In either case, each image has an associated model assertion file, a text-based document that contains the fundamental definition of the image for a specific device. It describes what the system image includes and is signed by the brand account owning the device definition.

There are two key fields in the model assertion file related to FDE and Secure Boot:

  • grade: It indicates the overall degree of security of the image
  • storage-safety: It reflects the preferred mode of filesystem encryption

Grade and Storage-safety are tightly coupled, and their combination along with the platform’s HW TPM support, results in the following operation modes:

  • Encrypted: Filesystem gets encrypted on first boot.
  • Unencrypted: Filesystem is not encrypted.
  • Error output: The image doesn’t boot.
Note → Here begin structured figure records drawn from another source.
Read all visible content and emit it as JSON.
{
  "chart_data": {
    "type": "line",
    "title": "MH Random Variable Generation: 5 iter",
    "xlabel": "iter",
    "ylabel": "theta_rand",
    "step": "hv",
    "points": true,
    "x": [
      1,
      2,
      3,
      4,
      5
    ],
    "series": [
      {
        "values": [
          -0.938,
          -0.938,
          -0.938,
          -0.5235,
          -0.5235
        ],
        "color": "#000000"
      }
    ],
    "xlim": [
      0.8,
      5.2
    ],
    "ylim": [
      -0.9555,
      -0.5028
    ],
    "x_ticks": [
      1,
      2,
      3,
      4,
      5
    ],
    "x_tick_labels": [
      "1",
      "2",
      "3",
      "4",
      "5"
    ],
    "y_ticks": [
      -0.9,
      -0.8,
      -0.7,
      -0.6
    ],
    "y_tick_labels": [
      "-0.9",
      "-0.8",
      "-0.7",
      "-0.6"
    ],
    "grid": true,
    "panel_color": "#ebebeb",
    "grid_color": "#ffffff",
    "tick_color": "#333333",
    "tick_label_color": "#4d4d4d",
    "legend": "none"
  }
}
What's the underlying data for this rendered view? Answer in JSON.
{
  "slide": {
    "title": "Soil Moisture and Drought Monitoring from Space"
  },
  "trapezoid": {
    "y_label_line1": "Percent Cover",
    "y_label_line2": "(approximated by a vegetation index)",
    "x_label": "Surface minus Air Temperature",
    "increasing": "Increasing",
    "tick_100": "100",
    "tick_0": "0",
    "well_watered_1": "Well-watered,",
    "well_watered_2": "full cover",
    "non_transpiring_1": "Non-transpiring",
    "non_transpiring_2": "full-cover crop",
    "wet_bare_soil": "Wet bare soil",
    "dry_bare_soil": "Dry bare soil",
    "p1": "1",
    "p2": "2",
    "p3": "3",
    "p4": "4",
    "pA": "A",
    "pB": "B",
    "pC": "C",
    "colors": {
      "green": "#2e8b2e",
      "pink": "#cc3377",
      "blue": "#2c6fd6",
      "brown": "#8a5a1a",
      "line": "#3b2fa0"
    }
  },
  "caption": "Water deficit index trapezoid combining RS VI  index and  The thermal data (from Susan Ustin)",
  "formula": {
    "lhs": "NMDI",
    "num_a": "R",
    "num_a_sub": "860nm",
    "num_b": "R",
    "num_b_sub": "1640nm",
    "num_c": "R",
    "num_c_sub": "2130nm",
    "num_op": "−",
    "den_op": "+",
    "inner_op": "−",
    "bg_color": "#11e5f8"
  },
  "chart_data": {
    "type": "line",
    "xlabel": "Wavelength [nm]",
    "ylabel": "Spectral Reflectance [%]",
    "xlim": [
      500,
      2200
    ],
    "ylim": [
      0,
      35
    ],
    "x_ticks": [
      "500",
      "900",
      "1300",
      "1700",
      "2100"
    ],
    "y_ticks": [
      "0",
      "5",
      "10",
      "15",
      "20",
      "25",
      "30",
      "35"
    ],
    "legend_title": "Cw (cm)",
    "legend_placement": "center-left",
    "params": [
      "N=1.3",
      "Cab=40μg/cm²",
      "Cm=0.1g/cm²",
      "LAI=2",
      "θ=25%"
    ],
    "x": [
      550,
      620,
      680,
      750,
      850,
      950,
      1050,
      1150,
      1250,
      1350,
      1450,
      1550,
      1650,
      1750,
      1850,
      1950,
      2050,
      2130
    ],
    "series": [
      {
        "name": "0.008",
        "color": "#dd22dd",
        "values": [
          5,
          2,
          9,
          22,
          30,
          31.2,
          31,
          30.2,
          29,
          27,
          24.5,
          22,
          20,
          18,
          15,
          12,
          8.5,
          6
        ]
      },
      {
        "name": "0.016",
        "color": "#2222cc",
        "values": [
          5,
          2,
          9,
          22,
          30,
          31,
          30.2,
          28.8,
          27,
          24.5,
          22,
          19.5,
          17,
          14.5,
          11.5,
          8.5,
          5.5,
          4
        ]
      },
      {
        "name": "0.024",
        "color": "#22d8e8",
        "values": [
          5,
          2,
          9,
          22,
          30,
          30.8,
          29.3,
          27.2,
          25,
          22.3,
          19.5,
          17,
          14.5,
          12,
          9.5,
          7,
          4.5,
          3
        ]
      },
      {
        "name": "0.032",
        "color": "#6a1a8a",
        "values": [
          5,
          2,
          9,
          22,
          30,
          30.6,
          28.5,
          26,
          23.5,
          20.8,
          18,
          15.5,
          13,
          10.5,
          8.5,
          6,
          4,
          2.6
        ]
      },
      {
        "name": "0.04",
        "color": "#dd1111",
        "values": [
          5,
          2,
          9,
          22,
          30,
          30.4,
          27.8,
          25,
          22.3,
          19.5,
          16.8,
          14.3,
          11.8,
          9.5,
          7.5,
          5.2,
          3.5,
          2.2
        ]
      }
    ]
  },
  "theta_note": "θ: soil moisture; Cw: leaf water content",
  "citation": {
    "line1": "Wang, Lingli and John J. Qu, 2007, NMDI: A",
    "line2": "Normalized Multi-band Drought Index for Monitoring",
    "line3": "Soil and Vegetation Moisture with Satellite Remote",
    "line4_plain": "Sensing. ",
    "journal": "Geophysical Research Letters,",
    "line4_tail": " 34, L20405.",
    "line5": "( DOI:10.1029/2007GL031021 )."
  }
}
An error message is generated.
  • Invalid: It’s not possible to generate an image with such combination.

Which are summarized in the following table:

More detailed information on image building and model assertion files can be found in the Ubuntu Core Documentation.

3. Selecting the image

As described in the previous section, using FDE and Secure Boot is just a matter of choosing the right image for your platform.

Prebuilt images

If you are using an standard platform with HW TPM support, such as an Intel NUC, you will probably want to use a prebuilt image, following the steps below:

  1. Download the latest image from here
  2. Download also the model assertion file and make sure the right combination of grade and storage-safety is set for your platform according to the previous table

Note: For Intel NUC platforms, the pre-built image [link to the download URL] enables FDE and Secure Boot by default. This can be checked in the model assertion file [line to the assertion file URL].

Custom images

If you are using your own board or if a custom self-built image is going to be used, it must be ensured that the combination of platform (HW TPM support) + grade + storage-safety, makes it possible to have FDE and Secure Boot support. The steps below must be followed:

  1. Check that your board has HW TPM support
  2. Generate a new model assertion file according to this instructions setting the appropriate grade and storage-safety options
"grade": "signed",
"storage-safety": "prefer-encrypted",
  1. Build your own image as described here

4. Flashing the image

Once you have selected the image, the process of flashing and first configuration of the board does not differ from the standard flashing process. Intel NUC flashing process can be found here.

And that’s it!

5. Wrapping up

Full Disk Encryption and Secure Boot are key features of Ubuntu Core. They don’t need to be specifically enabled on a configuration or on-boarding process, they are out-of-the-box features which will be applied if the combination of platform and image model assertion allows it.

In summary, security is no longer an option but a compulsory feature with Ubuntu Core when hardware TPM is available on the platform, making the process as simple as installing the image on the device.